The village has two recreation grounds (Furlong Road and Blind Lane), riverside open space at the marina and Spade Oak Reach, a Junior Sports Club and fitness centre and the long-established Upper Thames Sailing Club. For many residents and visitors alike, the river is the central attraction of Bourne End, and many leisure pursuits involve or revolve around it. The Sailing Club traditionally host a week-long regatta every year in June, known as Bourne End Week.

Bourne End hosts a number of restaurants of varying cuisines. There are also a number of public houses.

Near Bourne End, across the River Thames, is Cock Marsh, an area of common land and floodplain owned by the National Trust. It is a Site of Special Scientific Interest and includes a prehistoric burial mound. Cock Marsh is accessible via the footbridge attached to the railway bridge over the river, and footpaths continue to Cookham, Cookham Dean and beyond.

The Thames Path National Trail follows the River Thames through Bourne End; upstream on the Buckinghamshire side, crossing the river at the footbridge, and downstream through Berkshire.

==Education==
Bourne End has three schools:
- Westfield School, on Highfield Road, a special school which was the village First School until 1995.
- Claytons Primary School, in Wendover Road, the village junior school which was formerly a Middle School which was merged with Westfield.
- Bourne End Academy, in New Road, an upper school which has specialist Sports College status. Before its amalgamation with Pembroke School, Flackwell Heath, in 1985, this was known as Deyncourt School, and subsequently as Wye Valley School until 2014. From late 2012 to late 2014, the school was suffering from poor results in OFSTED evaluations, and was ultimately placed into Special Measures and given the academy status.

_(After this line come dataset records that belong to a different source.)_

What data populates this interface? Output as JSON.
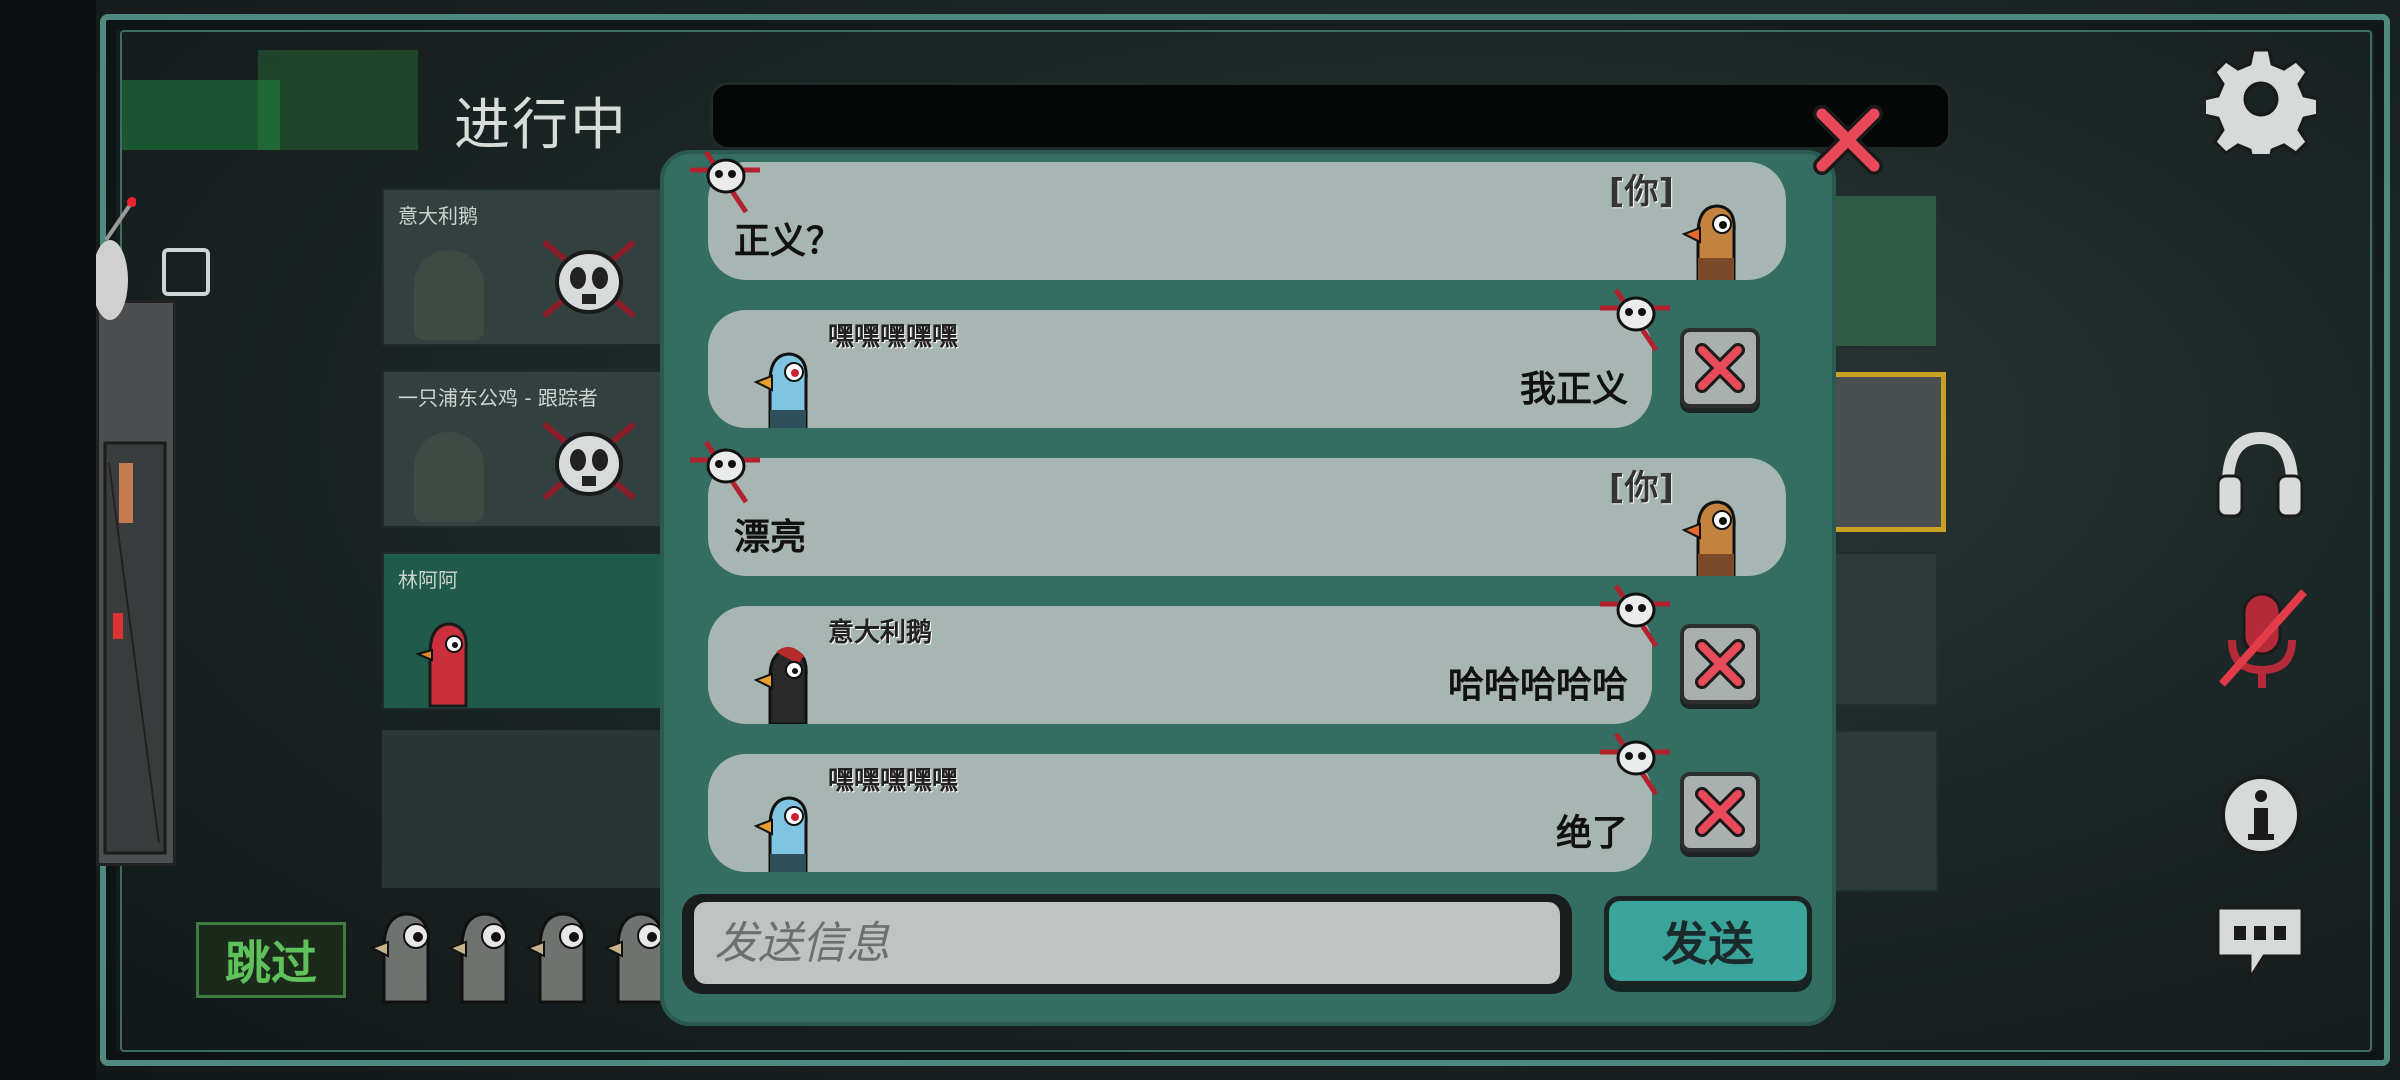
{
  "header": {
    "status_title": "进行中"
  },
  "players": [
    {
      "name": "意大利鹅",
      "dead": true
    },
    {
      "name": "一只浦东公鸡 - 跟踪者",
      "dead": true
    },
    {
      "name": "林阿阿",
      "dead": false
    }
  ],
  "vote": {
    "skip_label": "跳过"
  },
  "chat": {
    "messages": [
      {
        "author": "",
        "text": "正义？",
        "self": true,
        "you_tag": "[你]"
      },
      {
        "author": "嘿嘿嘿嘿嘿",
        "text": "我正义",
        "self": false
      },
      {
        "author": "",
        "text": "漂亮",
        "self": true,
        "you_tag": "[你]"
      },
      {
        "author": "意大利鹅",
        "text": "哈哈哈哈哈",
        "self": false
      },
      {
        "author": "嘿嘿嘿嘿嘿",
        "text": "绝了",
        "self": false
      }
    ],
    "input_placeholder": "发送信息",
    "send_label": "发送"
  },
  "side_icons": [
    "gear-icon",
    "headphones-icon",
    "muted-mic-icon",
    "info-icon",
    "chat-bubble-icon"
  ],
  "colors": {
    "modal": "#346d62",
    "bubble": "#a8b6b3",
    "send": "#3aa39a",
    "close": "#e84a5a",
    "skip": "#5fc15a"
  }
}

There are a number of pre-schools and nurseries across the village.

==Religion==
The village currently has three active churches. The Anglican parish church, in Station Road, is dedicated to St Mark. It was built in 1889 as a daughter church of St Paul's, Wooburn. The Roman Catholic church of St Dunstan is in the centre of the village, off Cores End Road. The longest established is the United Reformed Church in Cores End, which was founded as a Congregational Chapel in 1773, as a nonconformist alternative to St Paul's in Wooburn.

Bourne End had a Methodist Church in Furlong Road, which closed in 2002. Well End once had a Congregational mission hall, in the late 19th and early 20th centuries; this is now a residential house named The Chapel.

Bourne End also has the only UK branch of the Ramakrishna Mission, Ramakrishna Vedanta centre .

==Shopping==
Bourne End has some shops, chiefly in The Parade. Community events focused on the village centre, such as "Fun Night" in December, have attempted to turn residents' attention to upholding local trade and businesses. There is a small parade of shops in Furlong Road, including the main Post Office.

==Noted inhabitants==
- Louis Blériot (1872–1936), French aviator, inventor, and engineer.
- Enid Blyton (1897–1968), English children’s writer
- Sir Bernard Chacksfield (1913–1999) Royal Air Force officer.
- Bud Flanagan (1896–1968), British music hall and vaudeville entertainer and comedian)
- Sir Arthur Harden FRS (1865–1940), Nobel Prize-winning biochemist
- Renée Houston 1902–1980), Scottish comedy actress and revue artist
- Beatrix Lehmann (1903–1979), British actress, theatre directress, writer and novelist.
- John Lehmann (1907–1987), poet, publisher, man of letters.
- Rosamond Lehmann (1901–1990), novelist and translator
- Edgar Wallace (1875–1932), Crime writer, war correspondent, journalist, novelist, screenwriter, and playwright.